According to Nwokoye, “ActionAid has continued to build the capacity of smallholder farmers, especially women and providing policy influencing spaces for them to engage policymakers on issues affecting them. This is being done through the support we provide to the Small-Scale Farmers Organisation in Nigeria (SWOFON), which is the largest movement of smallholder women farmers covering the 36 States and the Federal Capital Territory (FCT). We were also able to link them up to MDAs where they had access to various agricultural trainings, inputs, and financial support to boost their agricultural productivity. ActionAid also provided Agroecological trainings and information to community farmers’ cooperatives to boost their sustainable agricultural production in the face of climate change challenges.
“ActionAid Nigeria trained smallholder women farmers, Activista youth movement, Partners and other CSOs on the use of the Non-State Actors (NSAs) Value Addition Biennial Review Toolkit (VABKIT) and supported them to generate smallholder women farmers’ state level data (related to the BR indicators) across the 36 states and the FCT to feed into the Report for Nigeria for the 3rd Biennial Review (BR) exercise on the implementation of Comprehensive Africa Agriculture Development Programme (CAADP). The data/information reflected the lived realities of smallholder women farmers across Nigeria to add value in the country performance reporting template.

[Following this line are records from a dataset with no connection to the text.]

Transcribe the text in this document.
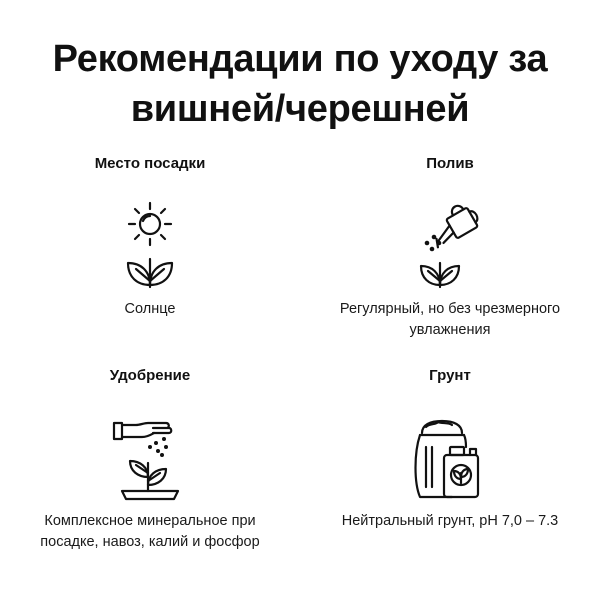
Рекомендации по уходу за
вишней/черешней
Место посадки

Солнце

Полив

Регулярный, но без чрезмерного
увлажнения

Удобрение

Комплексное минеральное при
посадке, навоз, калий и фосфор

Грунт

Нейтральный грунт, pH 7,0 – 7.3
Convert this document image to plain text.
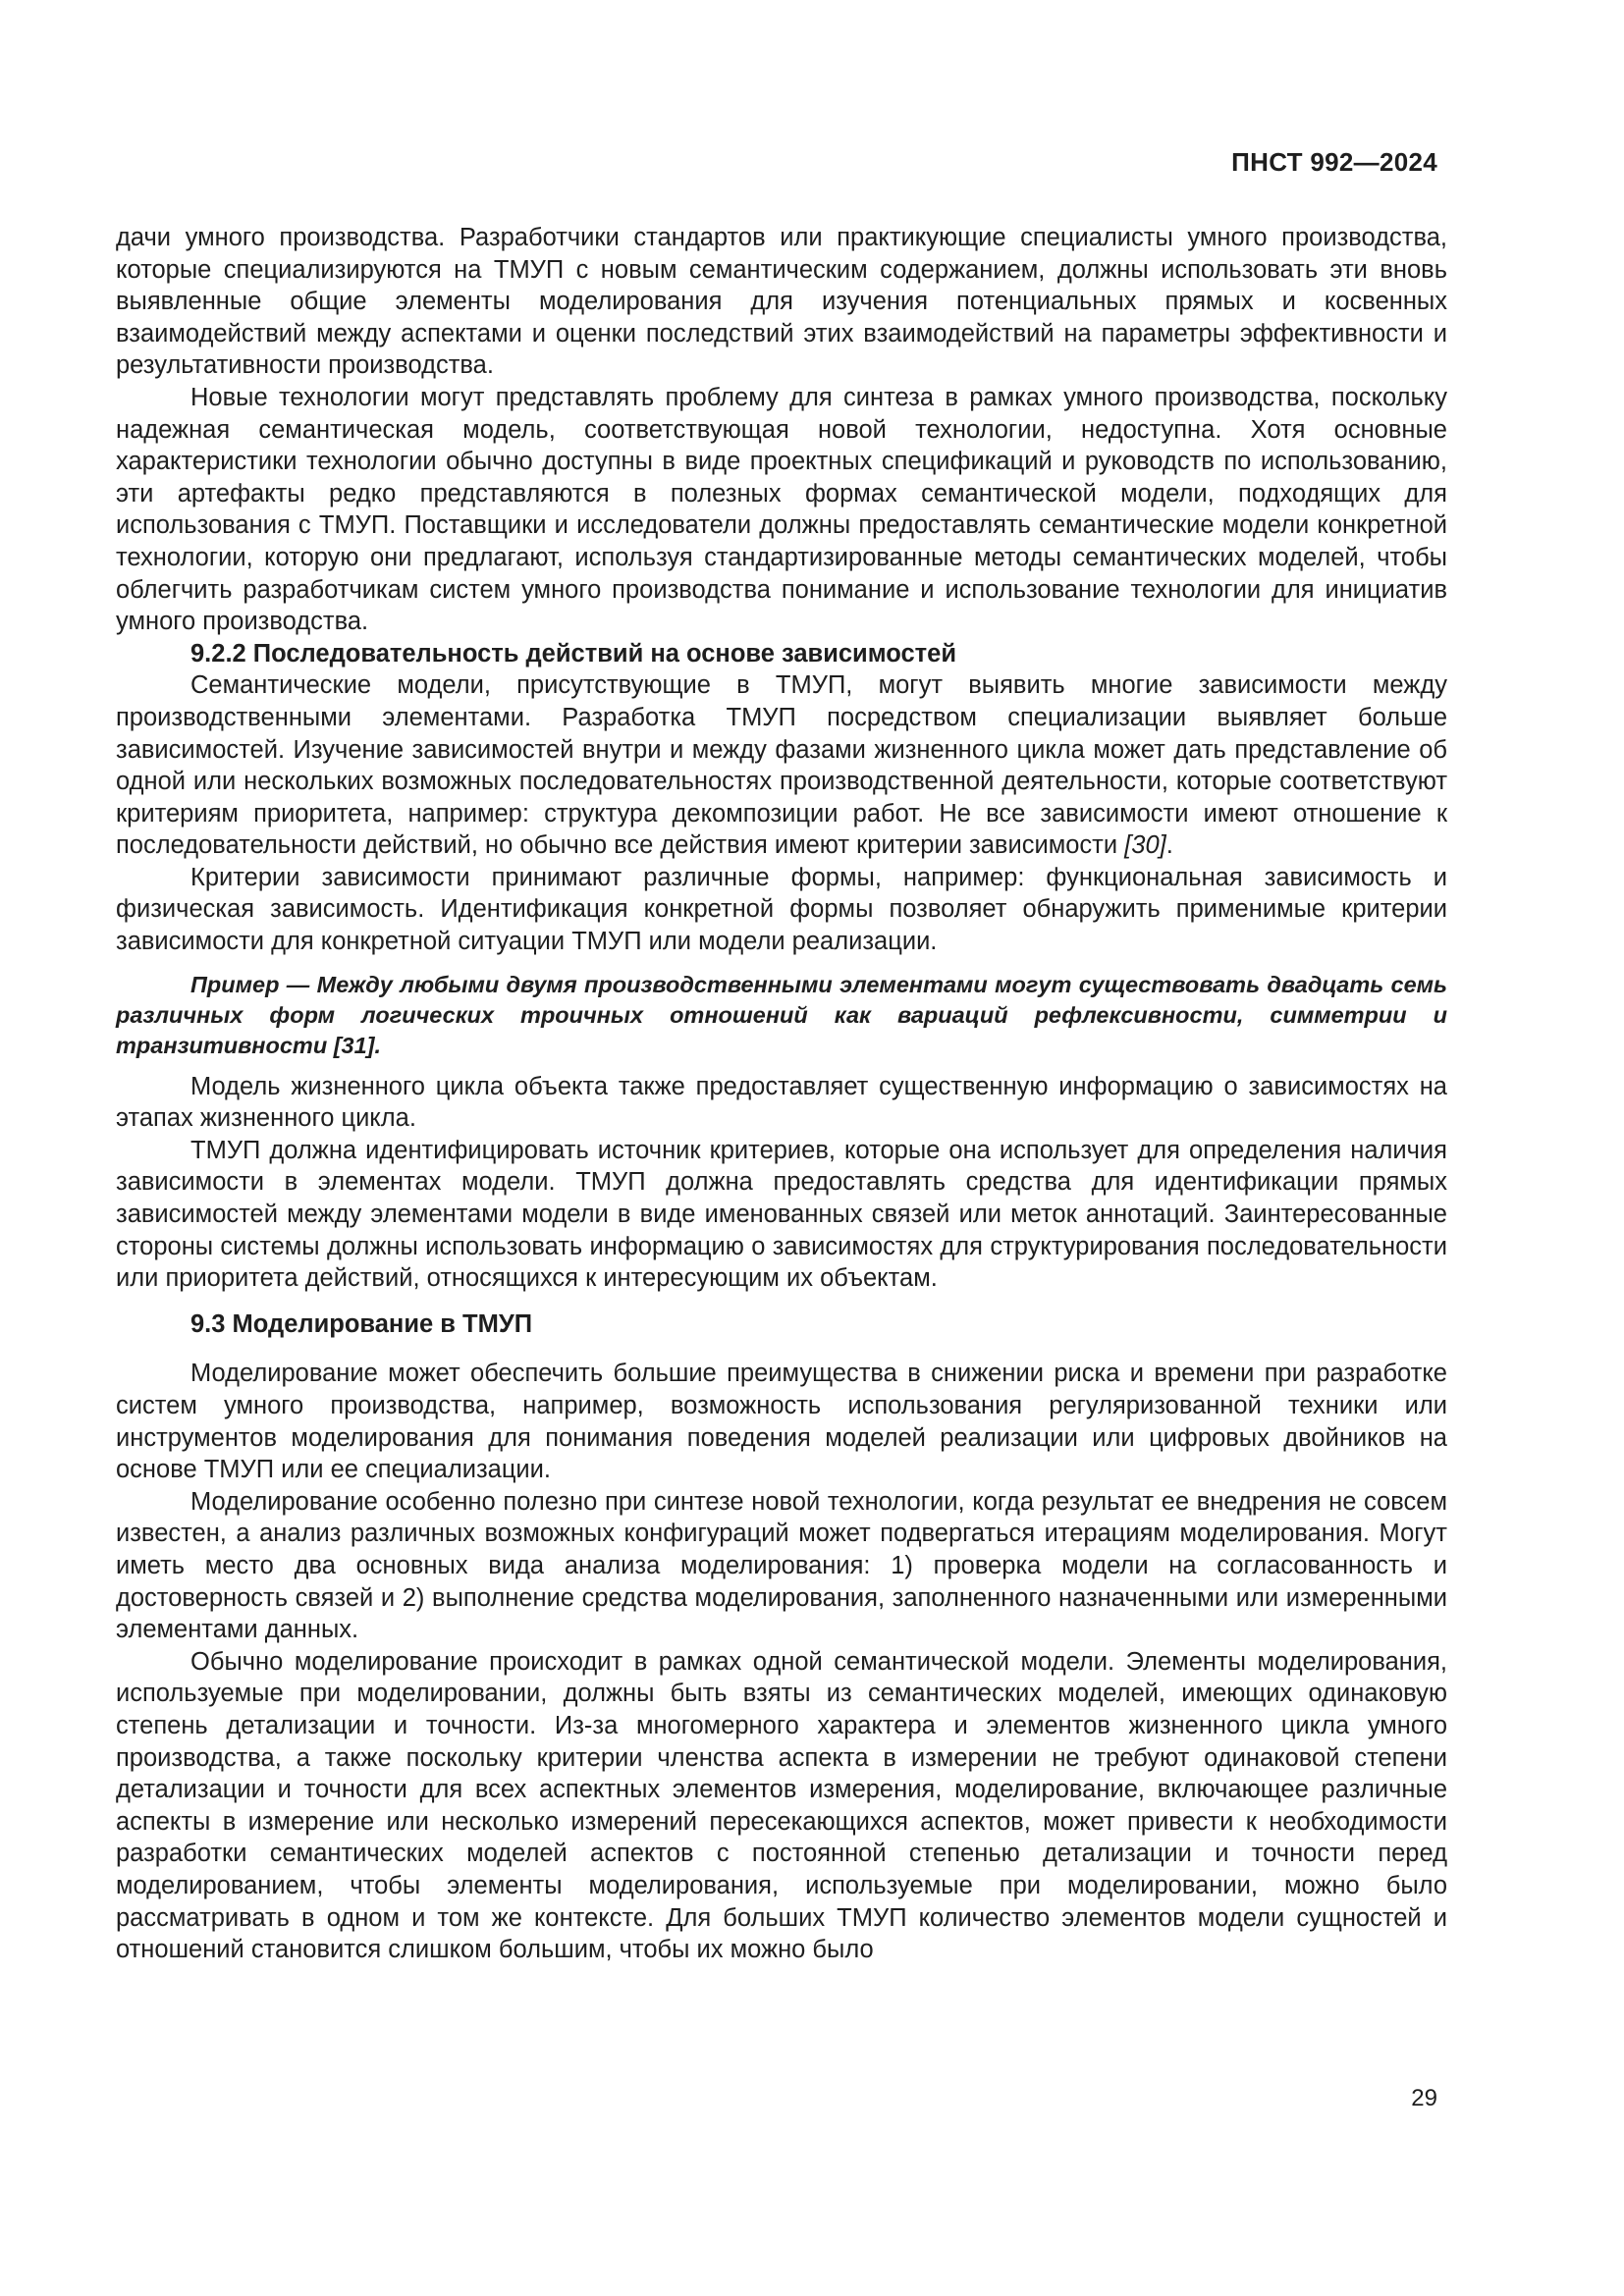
ПНСТ 992—2024

дачи умного производства. Разработчики стандартов или практикующие специалисты умного производства, которые специализируются на ТМУП с новым семантическим содержанием, должны использовать эти вновь выявленные общие элементы моделирования для изучения потенциальных прямых и косвенных взаимодействий между аспектами и оценки последствий этих взаимодействий на параметры эффективности и результативности производства.

Новые технологии могут представлять проблему для синтеза в рамках умного производства, поскольку надежная семантическая модель, соответствующая новой технологии, недоступна. Хотя основные характеристики технологии обычно доступны в виде проектных спецификаций и руководств по использованию, эти артефакты редко представляются в полезных формах семантической модели, подходящих для использования с ТМУП. Поставщики и исследователи должны предоставлять семантические модели конкретной технологии, которую они предлагают, используя стандартизированные методы семантических моделей, чтобы облегчить разработчикам систем умного производства понимание и использование технологии для инициатив умного производства.

9.2.2 Последовательность действий на основе зависимостей

Семантические модели, присутствующие в ТМУП, могут выявить многие зависимости между производственными элементами. Разработка ТМУП посредством специализации выявляет больше зависимостей. Изучение зависимостей внутри и между фазами жизненного цикла может дать представление об одной или нескольких возможных последовательностях производственной деятельности, которые соответствуют критериям приоритета, например: структура декомпозиции работ. Не все зависимости имеют отношение к последовательности действий, но обычно все действия имеют критерии зависимости [30].

Критерии зависимости принимают различные формы, например: функциональная зависимость и физическая зависимость. Идентификация конкретной формы позволяет обнаружить применимые критерии зависимости для конкретной ситуации ТМУП или модели реализации.

Пример — Между любыми двумя производственными элементами могут существовать двадцать семь различных форм логических троичных отношений как вариаций рефлексивности, симметрии и транзитивности [31].

Модель жизненного цикла объекта также предоставляет существенную информацию о зависимостях на этапах жизненного цикла.

ТМУП должна идентифицировать источник критериев, которые она использует для определения наличия зависимости в элементах модели. ТМУП должна предоставлять средства для идентификации прямых зависимостей между элементами модели в виде именованных связей или меток аннотаций. Заинтересованные стороны системы должны использовать информацию о зависимостях для структурирования последовательности или приоритета действий, относящихся к интересующим их объектам.

9.3 Моделирование в ТМУП

Моделирование может обеспечить большие преимущества в снижении риска и времени при разработке систем умного производства, например, возможность использования регуляризованной техники или инструментов моделирования для понимания поведения моделей реализации или цифровых двойников на основе ТМУП или ее специализации.

Моделирование особенно полезно при синтезе новой технологии, когда результат ее внедрения не совсем известен, а анализ различных возможных конфигураций может подвергаться итерациям моделирования. Могут иметь место два основных вида анализа моделирования: 1) проверка модели на согласованность и достоверность связей и 2) выполнение средства моделирования, заполненного назначенными или измеренными элементами данных.

Обычно моделирование происходит в рамках одной семантической модели. Элементы моделирования, используемые при моделировании, должны быть взяты из семантических моделей, имеющих одинаковую степень детализации и точности. Из-за многомерного характера и элементов жизненного цикла умного производства, а также поскольку критерии членства аспекта в измерении не требуют одинаковой степени детализации и точности для всех аспектных элементов измерения, моделирование, включающее различные аспекты в измерение или несколько измерений пересекающихся аспектов, может привести к необходимости разработки семантических моделей аспектов с постоянной степенью детализации и точности перед моделированием, чтобы элементы моделирования, используемые при моделировании, можно было рассматривать в одном и том же контексте. Для больших ТМУП количество элементов модели сущностей и отношений становится слишком большим, чтобы их можно было

29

“The current data collected through the VABKIT shows that nationwide, smallholder women farmers currently have only 18 per cent access to processing facilities, 16.60 per cent access to storage facilities, 13.50 per cent access to off-takers/access to markets, 9.60 per cent access to transportation for agricultural produce, and 42.30 per cent access to trainings. On Extension Services, smallholder women farmers have access to only 5.26 per cent farm demonstrations and 19.47 per cent farmers field schools. On agricultural credit, they have access to less than 23 per cent of existing credit facilities, and only 4.77 per cent access to agricultural insurance. On access to and control over land, about 59 per cent of them have access to land, 29.77 per cent have control, while only 11.23 per cent are engaged in land governance discussions. While government is making effort to improve the space for more Public Private Partnerships arrangements in Nigeria’s agriculture sector, smallholder women farmers’ access to such schemes across the country remains below 27 per cent.”